Bugün 5 Eylül. O zaman bana da bugünü yazmak düşer. 101 yıl önce verilen şanlı mücadele bugün hala hepimizi etkiliyor. O gün alınan kararlar, gösterilen cesaret ve azim bugün bize bu hayatı yaşamayı bahşetti. Nazilli’de bugün bu rahatlıkta, bu imkanlarla yaşayabiliyorsak milli mücadele kahramanlarına çok şey borçluyuz. En başta da ulu önderimiz Mustafa Kemal Atatürk’e.

Kurtuluş mücadelemize, o ruha dokunup bu bilinçle hareket eden atalarımıza duyduğum minnet, cümlelere sığamayacak kadar büyük. Nazilli’nin her karışını gezerken bu bilinçle bakıyorum etrafa.

Ne yazık ki kıymeti hiç bilinmeyen geçmişine, tarihine yeterli önemi veremeyen bir yer. Sadece Nazilli özelinde değil aslında tüm Aydın’da bu sorun var. Tarih turizmi için burası bir cennet iken çok az insan gelip geziyor. Özellikle yurt içinde tanıtımı bence çok yanlış yapılıyor.

5 Eylül, Nazilli için hayati öneme sahip, bayram günü. Bugün bu bayramı ne kadar hissedebiliyoruz? Belirli bir kesim için mecburi görev, bazıları için sosyal medya paylaşımı, bazılarının ise hiçbir şekilde gündeminde olmayan bir gün. Nazillili milli mücadele kahramanları, bırakın Türkiye’yi Nazilli’deki yerli halk tarafından bile yeterince bilinmiyor bence. Dolayısıyla da bugünün coşkusu tam olarak hissedilemiyor.
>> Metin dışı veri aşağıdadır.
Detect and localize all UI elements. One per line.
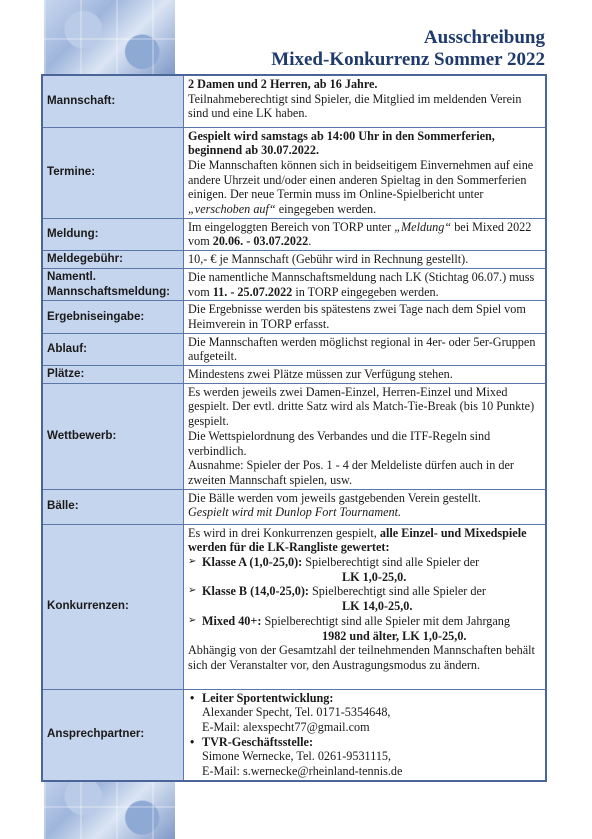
row-mannschaft <box>42 75 546 127</box>
value-meldung <box>184 218 547 250</box>
label-plaetze: Plätze: <box>42 366 184 384</box>
klasse-b-lk: LK 14,0-25,0. <box>342 599 413 614</box>
namentl-text: Die namentliche Mannschaftsmeldung nach LK (Stichtag 06.07.) muss vom <box>188 269 535 299</box>
contact2-title: • TVR-Geschäftsstelle: <box>202 734 314 749</box>
baelle-ball-name: Dunlop Fort Tournament. <box>275 505 402 520</box>
termine-text: Die Mannschaften können sich in beidseitigem Einvernehmen auf eine andere Uhrzeit und/oder einen anderen Spieltag in den Sommerferien einigen. Der neue Termin muss im Online-Spielbericht unter <box>188 157 534 202</box>
label-termine: Termine: <box>42 127 184 218</box>
document-title: Ausschreibung <box>423 27 545 48</box>
mannschaft-line1: 2 Damen und 2 Herren, ab 16 Jahre. <box>188 77 378 91</box>
wettbewerb-line2: Die Wettspielordnung des Verbandes und die ITF-Regeln sind verbindlich. <box>188 428 491 458</box>
konkurrenzen-outro: Abhängig von der Gesamtzahl der teilnehmenden Mannschaften behält sich der Veranstalter vor, den Austragungsmodus zu ändern. <box>188 643 535 672</box>
termine-text-end: eingegeben werden. <box>275 202 377 217</box>
konkurrenzen-list <box>188 555 541 643</box>
row-namentl <box>42 268 546 300</box>
contact1-name: Alexander Specht, Tel. 0171-5354648, <box>202 705 391 720</box>
contact-item <box>188 735 541 779</box>
meldung-italic: „Meldung“ <box>394 219 452 234</box>
mannschaft-line2: Teilnahmeberechtigt sind Spieler, die Mitglied im meldenden Verein sind und eine LK haben. <box>188 91 522 121</box>
row-meldung <box>42 218 546 250</box>
contact2-email[interactable]: E-Mail: s.wernecke@rheinland-tennis.de <box>202 764 403 779</box>
value-meldegebuehr: 10,- € je Mannschaft (Gebühr wird in Rechnung gestellt). <box>184 251 547 269</box>
meldung-dates: 20.06. - 03.07.2022 <box>212 234 309 249</box>
list-item <box>188 614 541 643</box>
value-ergebnis: Die Ergebnisse werden bis spätestens zwei Tage nach dem Spiel vom Heimverein in TORP erfasst. <box>184 301 547 333</box>
row-plaetze <box>42 366 546 384</box>
list-item <box>188 584 541 613</box>
row-meldegebuehr <box>42 251 546 269</box>
label-konkurrenzen: Konkurrenzen: <box>42 524 184 689</box>
label-wettbewerb: Wettbewerb: <box>42 383 184 489</box>
row-termine <box>42 127 546 218</box>
value-namentl <box>184 268 547 300</box>
meldung-end: . <box>308 234 312 249</box>
document-subtitle: Mixed-Konkurrenz Sommer 2022 <box>271 49 545 70</box>
contact1-email[interactable]: E-Mail: alexspecht77@gmail.com <box>202 720 370 735</box>
value-wettbewerb <box>184 383 547 489</box>
label-ansprech: Ansprechpartner: <box>42 689 184 781</box>
value-termine <box>184 127 547 218</box>
label-meldegebuehr: Meldegebühr: <box>42 251 184 269</box>
decorative-tennis-image-top <box>44 0 175 74</box>
mixed40-name: Mixed 40+: <box>202 613 262 628</box>
klasse-a-lk: LK 1,0-25,0. <box>342 569 407 584</box>
contact-item <box>188 691 541 735</box>
contact-list <box>188 691 541 779</box>
konkurrenzen-intro-bold: alle Einzel- und Mixedspiele werden für die LK-Rangliste gewertet: <box>188 525 527 555</box>
label-baelle: Bälle: <box>42 489 184 524</box>
namentl-end: in TORP eingegeben werden. <box>292 284 439 299</box>
contact1-title: • Leiter Sportentwicklung: <box>202 690 334 705</box>
label-namentl: Namentl. Mannschaftsmeldung: <box>42 268 184 300</box>
label-ergebnis: Ergebniseingabe: <box>42 301 184 333</box>
value-konkurrenzen <box>184 524 547 689</box>
mixed40-lk: 1982 und älter, LK 1,0-25,0. <box>322 628 467 643</box>
row-ergebnis <box>42 301 546 333</box>
tender-table <box>41 74 547 782</box>
termine-line1: Gespielt wird samstags ab 14:00 Uhr in den Sommerferien, beginnend ab 30.07.2022. <box>188 128 495 158</box>
namentl-dates: 11. - 25.07.2022 <box>212 284 293 299</box>
konkurrenzen-intro-text: Es wird in drei Konkurrenzen gespielt, <box>188 525 380 540</box>
wettbewerb-line1: Es werden jeweils zwei Damen-Einzel, Herren-Einzel und Mixed gespielt. Der evtl. dritte Satz wird als Match-Tie-Break (bis 10 Punkte) gespielt. <box>188 384 535 429</box>
baelle-text: Gespielt wird mit <box>188 505 276 520</box>
label-meldung: Meldung: <box>42 218 184 250</box>
termine-link-text: „verschoben auf“ <box>188 202 276 217</box>
meldung-text: Im eingeloggten Bereich von TORP unter <box>188 219 395 234</box>
value-plaetze: Mindestens zwei Plätze müssen zur Verfügung stehen. <box>184 366 547 384</box>
klasse-b-name: Klasse B (14,0-25,0): <box>202 584 309 599</box>
value-baelle <box>184 489 547 524</box>
meldung-text2: bei Mixed 2022 vom <box>188 219 532 249</box>
konkurrenzen-intro <box>188 526 541 555</box>
row-wettbewerb <box>42 383 546 489</box>
row-konkurrenzen <box>42 524 546 689</box>
value-ablauf: Die Mannschaften werden möglichst regional in 4er- oder 5er-Gruppen aufgeteilt. <box>184 333 547 365</box>
baelle-line1: Die Bälle werden vom jeweils gastgebenden Verein gestellt. <box>188 490 481 505</box>
baelle-line2 <box>188 505 541 520</box>
wettbewerb-line3: Ausnahme: Spieler der Pos. 1 - 4 der Meldeliste dürfen auch in der zweiten Mannschaft spielen, usw. <box>188 458 514 487</box>
klasse-a-name: Klasse A (1,0-25,0): <box>202 555 303 570</box>
row-baelle <box>42 489 546 524</box>
termine-line2 <box>188 158 541 217</box>
list-item <box>188 555 541 584</box>
klasse-b-text: Spielberechtigt sind alle Spieler der <box>308 584 486 599</box>
contact2-name: Simone Wernecke, Tel. 0261-9531115, <box>202 749 392 764</box>
label-mannschaft: Mannschaft: <box>42 75 184 127</box>
mixed40-text: Spielberechtigt sind alle Spieler mit dem Jahrgang <box>261 613 510 628</box>
value-ansprech <box>184 689 547 781</box>
value-mannschaft <box>184 75 547 127</box>
row-ablauf <box>42 333 546 365</box>
klasse-a-text: Spielberechtigt sind alle Spieler der <box>302 555 480 570</box>
label-ablauf: Ablauf: <box>42 333 184 365</box>
row-ansprech <box>42 689 546 781</box>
Dedesinden, atasından dinleyip duyanlar bugün de anlatıyor; Uzun Çarşı’nın ateşe verildiğini. Bugün rahatça içinde gezip alışveriş yaptığımız bu çarşının o günlerde işgalcilerin silah deposu olduğunu, bu hale gelebilmesi için çok büyük bedeller ödendiğini ne yazık ki çok az kişi biliyor.

Tarihi böylesine bir mücadeleyle dolu bu toprakların daha çok tanınıp daha çok ilgi gördüğü, dünyanın dört bir yanından turist aldığı bir kent haline gelmesini de görebilmek ümidiyle diyerek Nazilli’nin kurtuluş bayramını kutluyorum.